A cura di Fabio Martinelli, dirigente di ricerca dell’Istituto di informatica e telematica del Cnr e co-referente per l’area progettuale in cybersecurity
Roma, 4 agosto 2021 – Il ransomware è un software malevolo che andando in esecuzione su sistemi informatici li rende inservibili fintanto che un riscatto (ransom) è pagato, tipicamente in bitcoin una moneta virtuale (o criptovaluta) facilmente trasferibile e difficilmente rintracciabile (di fatto permettendo a criminali dall’altra parte del mondo di attaccare i nostri sistemi e ricevere un compenso senza spostarsi dalla propria scrivania).
Tipicamente il ransomware agisce cifrando con una chiave ignota al possessore del Sistema informatico stesso, i file (dati) presenti, rendendoli inservibili da parte del legittimo proprietario. Se la cifratura è fatta con algoritmi robusti, sarà poi praticamente impossibile da parte del proprietario in tempi brevi riavere accesso ai file originali.
In genere, comunque, i ransomware non diffondono fuori dal sistema informatico i dati del sistema stesso, rendendo il ransomware tipicamente un caso di mancata disponibilità dei dati e non di confidenzialità dei dati stessi.
Per mitigare questo attacco vi sono varie soluzioni: quella tipica è creare regolarmente delle copie di back-up o ripristino, che dovrebbero essere utilizzate nel caso i file originali non siano disponibili. È però importante assicurarsi che le copie di back-up non siano suscettibili del medesimo attacco, come purtroppo sembra sia successo nel caso della Regione Lazio. In questo caso il ripristino allo status quo può risultare molto difficile se non impossibile.
Altre soluzioni sono ovviamente avere dei programmi in esecuzione nei sistemi stessi che rilevano la presenza del malware (antivirus) e gli usuali meccanismi di autenticazione che sono in essere in questi sistemi.
Purtroppo anche se vari livelli di meccanismi di sicurezza sono presenti, i cybercriminali studiano continuamente dei meccanismi per superarli e renderli inefficaci.
L’attacco alla Regione Lazio fa risaltare una serie di dati noti. La diffusione dello smart working (che è stata fondamentale per rendere resiliente il ‘sistema paese’) rende anche più vulnerabili i sistemi informatici, in quanto si compie un accesso da una serie di computer e devices più deboli e inseriti in un contesto meno difendibile di quello familiare con molti devices non protetti.

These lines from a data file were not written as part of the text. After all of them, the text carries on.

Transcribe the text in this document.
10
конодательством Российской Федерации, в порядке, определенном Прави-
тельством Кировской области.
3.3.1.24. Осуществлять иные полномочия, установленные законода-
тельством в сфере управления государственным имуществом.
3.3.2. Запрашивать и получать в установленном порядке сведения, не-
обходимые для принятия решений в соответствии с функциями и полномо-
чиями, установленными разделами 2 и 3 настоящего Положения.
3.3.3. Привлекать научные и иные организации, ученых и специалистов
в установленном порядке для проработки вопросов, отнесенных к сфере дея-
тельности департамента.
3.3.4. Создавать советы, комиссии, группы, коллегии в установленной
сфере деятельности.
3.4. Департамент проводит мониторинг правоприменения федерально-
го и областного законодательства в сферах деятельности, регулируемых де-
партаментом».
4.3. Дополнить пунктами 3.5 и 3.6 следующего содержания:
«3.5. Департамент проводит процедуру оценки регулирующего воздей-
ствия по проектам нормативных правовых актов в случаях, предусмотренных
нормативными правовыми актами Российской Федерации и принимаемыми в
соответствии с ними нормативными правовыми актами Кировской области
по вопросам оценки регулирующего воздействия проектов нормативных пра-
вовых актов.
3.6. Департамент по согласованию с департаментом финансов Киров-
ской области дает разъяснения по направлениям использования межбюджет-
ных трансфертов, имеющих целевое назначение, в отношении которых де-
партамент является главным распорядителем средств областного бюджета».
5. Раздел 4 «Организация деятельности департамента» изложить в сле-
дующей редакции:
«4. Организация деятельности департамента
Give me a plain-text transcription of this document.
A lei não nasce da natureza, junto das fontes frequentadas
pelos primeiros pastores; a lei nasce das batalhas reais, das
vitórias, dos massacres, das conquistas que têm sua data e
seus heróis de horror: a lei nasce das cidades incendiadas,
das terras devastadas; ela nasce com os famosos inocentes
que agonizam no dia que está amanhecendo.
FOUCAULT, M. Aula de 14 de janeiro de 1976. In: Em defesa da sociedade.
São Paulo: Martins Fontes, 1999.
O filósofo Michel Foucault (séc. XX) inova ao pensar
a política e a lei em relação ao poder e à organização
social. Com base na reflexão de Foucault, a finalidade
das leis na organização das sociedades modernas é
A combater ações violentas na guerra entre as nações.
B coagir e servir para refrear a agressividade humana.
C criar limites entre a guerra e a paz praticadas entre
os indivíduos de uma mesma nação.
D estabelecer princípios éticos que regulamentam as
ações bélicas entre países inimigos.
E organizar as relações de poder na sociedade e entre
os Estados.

Il dato di fatto è che i sistemi informativi della pubblica amministrazione in generale siano vulnerabili ad attacchi informatici di vario tipo come ha evidenziato una recente ricerca. Nel cybercrime as a service (crimine informatico come servizio) anche persone con limitata competenza possono acquisire strumenti per attaccare terze parti, e quindi le motivazioni dell’attacco possono andare da quelle economiche a quelle politiche.
In Italia, le attività in cybersecurity sono in rapida crescita con un notevole impegno del sistema governativo, industriale della formazione e della ricerca. A livello governativo è in dirittura d’arrivo l’iter per l’Agenzia per la cybersicurezza nazionale (ACN), che l’Italia attendeva da tempo. Anche il CNR con i suoi istituti e con il Laboratorio Virtuale in Cybersecurity contribuisce alle attività di ricerca e di innovazione, partecipando a vari progetti di ricerca europei come ad esempio il centro di competenza Europeo SPARTA oppure Cyber4.0 a livello italiano, giusto per citarne alcuni che mettono insieme competenze pubbliche e private.
Ma è del tutto evidente per il ruolo che la trasformazione digitale sta avendo e avrà che la cybersecurity debba ricevere maggiori investimenti, come la Presidente della Commissione europea ha recentemente evidenziato, descrivendo la cybersecurity come l’altra faccia della medaglia della transizione digitale.